Thursday, October 7, 2010

Aspiring Advice: Mind What You Post

Almost didn't make the deadline today. Phew!

I may very well be singing to the choir with this post, but in light of the awesome movie The Social Network, there's something that ought to be elaborated about its message. Now that social networking is a major part of our lives, with Facebook and blogs and whatnot, we have an outlet that allows us to express ourselves, keep tabs on old and new friends and other networking ventures. The problem is, like any new and cool tool, it can be used against us when overindulged, misused, or abused. Be mindful of what you post on the Internet.

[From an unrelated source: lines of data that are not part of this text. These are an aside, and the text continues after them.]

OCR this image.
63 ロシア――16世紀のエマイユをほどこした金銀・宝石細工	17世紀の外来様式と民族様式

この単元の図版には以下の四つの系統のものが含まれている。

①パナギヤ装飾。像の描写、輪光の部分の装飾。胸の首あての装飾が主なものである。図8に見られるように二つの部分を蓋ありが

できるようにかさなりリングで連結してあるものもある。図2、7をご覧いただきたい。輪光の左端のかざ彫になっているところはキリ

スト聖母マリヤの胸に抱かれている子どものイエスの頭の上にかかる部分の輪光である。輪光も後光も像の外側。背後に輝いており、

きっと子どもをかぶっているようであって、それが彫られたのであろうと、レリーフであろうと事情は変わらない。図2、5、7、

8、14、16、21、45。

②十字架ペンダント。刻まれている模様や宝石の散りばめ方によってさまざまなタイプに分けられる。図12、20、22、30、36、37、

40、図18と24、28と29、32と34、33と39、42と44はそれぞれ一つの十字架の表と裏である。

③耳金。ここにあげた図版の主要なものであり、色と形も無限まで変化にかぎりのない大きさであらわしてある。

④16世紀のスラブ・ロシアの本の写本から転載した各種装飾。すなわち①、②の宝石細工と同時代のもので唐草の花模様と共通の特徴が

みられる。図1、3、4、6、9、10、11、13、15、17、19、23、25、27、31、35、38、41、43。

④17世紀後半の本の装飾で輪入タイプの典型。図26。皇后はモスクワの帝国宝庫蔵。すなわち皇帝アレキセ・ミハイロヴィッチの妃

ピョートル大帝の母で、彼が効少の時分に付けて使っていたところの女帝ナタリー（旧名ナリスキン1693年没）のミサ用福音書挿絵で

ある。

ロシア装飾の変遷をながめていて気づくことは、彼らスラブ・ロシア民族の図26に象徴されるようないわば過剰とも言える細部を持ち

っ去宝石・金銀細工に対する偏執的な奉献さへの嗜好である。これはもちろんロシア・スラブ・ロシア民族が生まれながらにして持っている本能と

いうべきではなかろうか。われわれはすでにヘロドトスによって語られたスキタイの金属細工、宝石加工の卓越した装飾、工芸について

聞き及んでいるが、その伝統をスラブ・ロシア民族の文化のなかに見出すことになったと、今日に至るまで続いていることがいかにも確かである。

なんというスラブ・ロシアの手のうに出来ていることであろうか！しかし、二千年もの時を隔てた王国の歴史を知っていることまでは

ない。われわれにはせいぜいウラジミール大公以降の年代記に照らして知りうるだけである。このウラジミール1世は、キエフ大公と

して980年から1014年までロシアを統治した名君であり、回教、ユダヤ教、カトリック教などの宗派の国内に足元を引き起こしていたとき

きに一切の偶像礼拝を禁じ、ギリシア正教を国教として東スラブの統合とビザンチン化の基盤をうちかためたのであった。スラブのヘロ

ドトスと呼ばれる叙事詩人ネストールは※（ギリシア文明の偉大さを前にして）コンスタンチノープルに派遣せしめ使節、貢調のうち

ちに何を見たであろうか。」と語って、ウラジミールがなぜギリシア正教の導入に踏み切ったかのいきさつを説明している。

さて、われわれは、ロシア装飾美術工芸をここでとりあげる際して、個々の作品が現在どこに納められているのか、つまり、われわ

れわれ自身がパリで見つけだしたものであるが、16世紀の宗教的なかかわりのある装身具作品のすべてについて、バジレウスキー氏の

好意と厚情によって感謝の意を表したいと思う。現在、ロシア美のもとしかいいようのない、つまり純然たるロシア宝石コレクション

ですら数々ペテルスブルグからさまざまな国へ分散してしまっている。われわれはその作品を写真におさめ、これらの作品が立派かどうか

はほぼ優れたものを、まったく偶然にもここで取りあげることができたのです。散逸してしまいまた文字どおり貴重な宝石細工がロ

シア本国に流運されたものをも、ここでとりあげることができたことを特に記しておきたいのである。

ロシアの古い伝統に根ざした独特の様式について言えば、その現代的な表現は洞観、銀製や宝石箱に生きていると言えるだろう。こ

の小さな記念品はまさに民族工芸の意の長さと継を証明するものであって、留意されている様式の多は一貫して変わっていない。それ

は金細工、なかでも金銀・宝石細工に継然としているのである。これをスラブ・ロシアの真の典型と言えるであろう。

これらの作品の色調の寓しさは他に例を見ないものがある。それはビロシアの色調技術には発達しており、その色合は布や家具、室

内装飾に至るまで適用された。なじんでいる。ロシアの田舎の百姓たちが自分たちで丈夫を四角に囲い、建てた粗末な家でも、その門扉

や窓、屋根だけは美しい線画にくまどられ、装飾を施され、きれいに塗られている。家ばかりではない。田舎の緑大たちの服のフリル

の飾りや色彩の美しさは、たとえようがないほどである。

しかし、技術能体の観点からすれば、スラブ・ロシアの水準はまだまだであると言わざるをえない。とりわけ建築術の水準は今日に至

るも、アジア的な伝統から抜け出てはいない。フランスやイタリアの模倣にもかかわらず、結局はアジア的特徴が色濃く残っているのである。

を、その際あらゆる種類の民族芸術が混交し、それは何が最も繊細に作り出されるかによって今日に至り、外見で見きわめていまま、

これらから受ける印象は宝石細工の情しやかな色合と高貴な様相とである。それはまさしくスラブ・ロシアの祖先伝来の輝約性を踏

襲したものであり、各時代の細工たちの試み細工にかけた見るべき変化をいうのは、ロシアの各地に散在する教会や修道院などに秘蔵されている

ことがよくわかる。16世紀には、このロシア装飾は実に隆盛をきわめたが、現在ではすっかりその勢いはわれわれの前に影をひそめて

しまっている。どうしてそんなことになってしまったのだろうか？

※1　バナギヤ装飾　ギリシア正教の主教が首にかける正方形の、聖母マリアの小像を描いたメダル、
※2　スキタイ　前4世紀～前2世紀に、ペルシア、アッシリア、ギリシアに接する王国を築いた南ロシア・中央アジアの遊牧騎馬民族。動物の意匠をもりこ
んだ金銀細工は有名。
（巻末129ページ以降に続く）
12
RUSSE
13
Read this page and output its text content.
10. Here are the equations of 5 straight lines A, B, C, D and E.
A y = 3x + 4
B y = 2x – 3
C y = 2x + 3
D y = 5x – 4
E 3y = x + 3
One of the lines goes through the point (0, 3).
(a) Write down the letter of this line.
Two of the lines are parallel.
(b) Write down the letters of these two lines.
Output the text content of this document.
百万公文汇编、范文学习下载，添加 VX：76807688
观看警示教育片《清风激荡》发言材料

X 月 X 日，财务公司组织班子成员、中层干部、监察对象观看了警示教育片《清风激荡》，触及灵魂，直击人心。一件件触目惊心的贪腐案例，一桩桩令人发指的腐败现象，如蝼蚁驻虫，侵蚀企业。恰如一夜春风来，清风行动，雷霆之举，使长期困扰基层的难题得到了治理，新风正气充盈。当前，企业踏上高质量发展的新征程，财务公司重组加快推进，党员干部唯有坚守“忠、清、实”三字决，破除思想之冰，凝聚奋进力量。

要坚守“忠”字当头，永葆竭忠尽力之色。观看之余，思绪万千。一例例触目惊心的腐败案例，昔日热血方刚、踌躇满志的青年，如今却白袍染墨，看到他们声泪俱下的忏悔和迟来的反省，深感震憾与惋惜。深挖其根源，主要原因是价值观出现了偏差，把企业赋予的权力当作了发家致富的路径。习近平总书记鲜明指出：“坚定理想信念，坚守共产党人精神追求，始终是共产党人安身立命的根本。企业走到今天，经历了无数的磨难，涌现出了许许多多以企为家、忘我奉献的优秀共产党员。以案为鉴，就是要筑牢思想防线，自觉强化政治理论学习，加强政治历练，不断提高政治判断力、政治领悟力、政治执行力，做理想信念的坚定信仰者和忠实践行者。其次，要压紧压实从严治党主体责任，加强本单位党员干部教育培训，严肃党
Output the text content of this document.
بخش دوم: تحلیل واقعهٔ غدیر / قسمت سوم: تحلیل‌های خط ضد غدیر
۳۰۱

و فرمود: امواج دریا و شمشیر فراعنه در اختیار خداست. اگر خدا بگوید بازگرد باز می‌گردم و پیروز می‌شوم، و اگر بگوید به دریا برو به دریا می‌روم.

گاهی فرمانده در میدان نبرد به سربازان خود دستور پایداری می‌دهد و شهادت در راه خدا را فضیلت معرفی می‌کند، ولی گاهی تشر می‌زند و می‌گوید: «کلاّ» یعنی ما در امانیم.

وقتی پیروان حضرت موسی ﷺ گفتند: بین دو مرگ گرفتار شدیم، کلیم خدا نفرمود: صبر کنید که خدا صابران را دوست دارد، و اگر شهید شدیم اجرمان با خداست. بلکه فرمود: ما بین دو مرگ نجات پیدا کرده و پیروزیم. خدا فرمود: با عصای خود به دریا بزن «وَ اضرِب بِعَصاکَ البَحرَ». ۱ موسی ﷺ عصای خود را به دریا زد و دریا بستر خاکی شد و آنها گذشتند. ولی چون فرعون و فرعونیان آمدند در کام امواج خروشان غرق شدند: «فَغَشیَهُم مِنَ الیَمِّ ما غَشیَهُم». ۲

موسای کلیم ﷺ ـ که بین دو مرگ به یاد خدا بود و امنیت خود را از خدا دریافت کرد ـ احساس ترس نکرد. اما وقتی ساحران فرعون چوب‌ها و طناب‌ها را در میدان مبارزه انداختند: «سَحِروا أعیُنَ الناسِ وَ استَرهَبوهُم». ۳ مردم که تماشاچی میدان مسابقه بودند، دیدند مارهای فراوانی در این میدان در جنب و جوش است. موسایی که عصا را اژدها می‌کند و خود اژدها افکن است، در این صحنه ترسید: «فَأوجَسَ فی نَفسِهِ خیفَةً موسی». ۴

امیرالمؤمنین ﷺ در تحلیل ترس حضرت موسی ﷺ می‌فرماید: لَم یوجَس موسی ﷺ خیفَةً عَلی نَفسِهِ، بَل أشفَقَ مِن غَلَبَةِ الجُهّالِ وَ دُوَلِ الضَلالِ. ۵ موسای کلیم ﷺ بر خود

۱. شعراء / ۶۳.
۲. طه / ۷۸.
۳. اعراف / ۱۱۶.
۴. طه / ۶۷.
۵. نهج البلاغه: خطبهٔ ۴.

Why do I suggest this? As aspiring authors, you and I have the benefit of participating on networking or blogging sites without garnering very much attention (which is something we'd like to fix, right?), and without thinking, you might rant about something or say terrible things about someone or start an argument. If you happen to get published, people will look into you more, and look you up. People may try to dig up something about you that you have long since forgotten. Social networking sites and blogs has the means to keep track of your posts, right down to a time and date. If someone wants to incriminate you, they can, unless you provide them with nothing to work with. Now, if you're willing to deal with the consequences of what you post, that's fine by me, just be careful, especially if you are using your personal identity (your actual name).

Now, some of you might have aliases (not real names), and that's cool, but that's not an excuse to be uncivil towards others. Bottom line, be mindful of what you post; text, pictures, videos, everything. They could burn you easily. The Internet is a big place, so play nice.

Want to add something to this? Please comment.
What do you use these nifty Internet tools for? 

I'm David, and my face looks like Tony Stark!


  1. Great advice. I found a great example of how *not* to act on a public forum two weeks ago. This particular woman is a self-published author and responded to a bad review rather unprofessionally:

    Read the main post, then ALL of the author's comments (Jacqueline Howett). Way to ruin a career before it's even started.

  2. Thanks, Nick.

    I was aware of that incident, albeit unfortunate. We're all prone to making mistakes, and it's better to learn from them than to pan them further.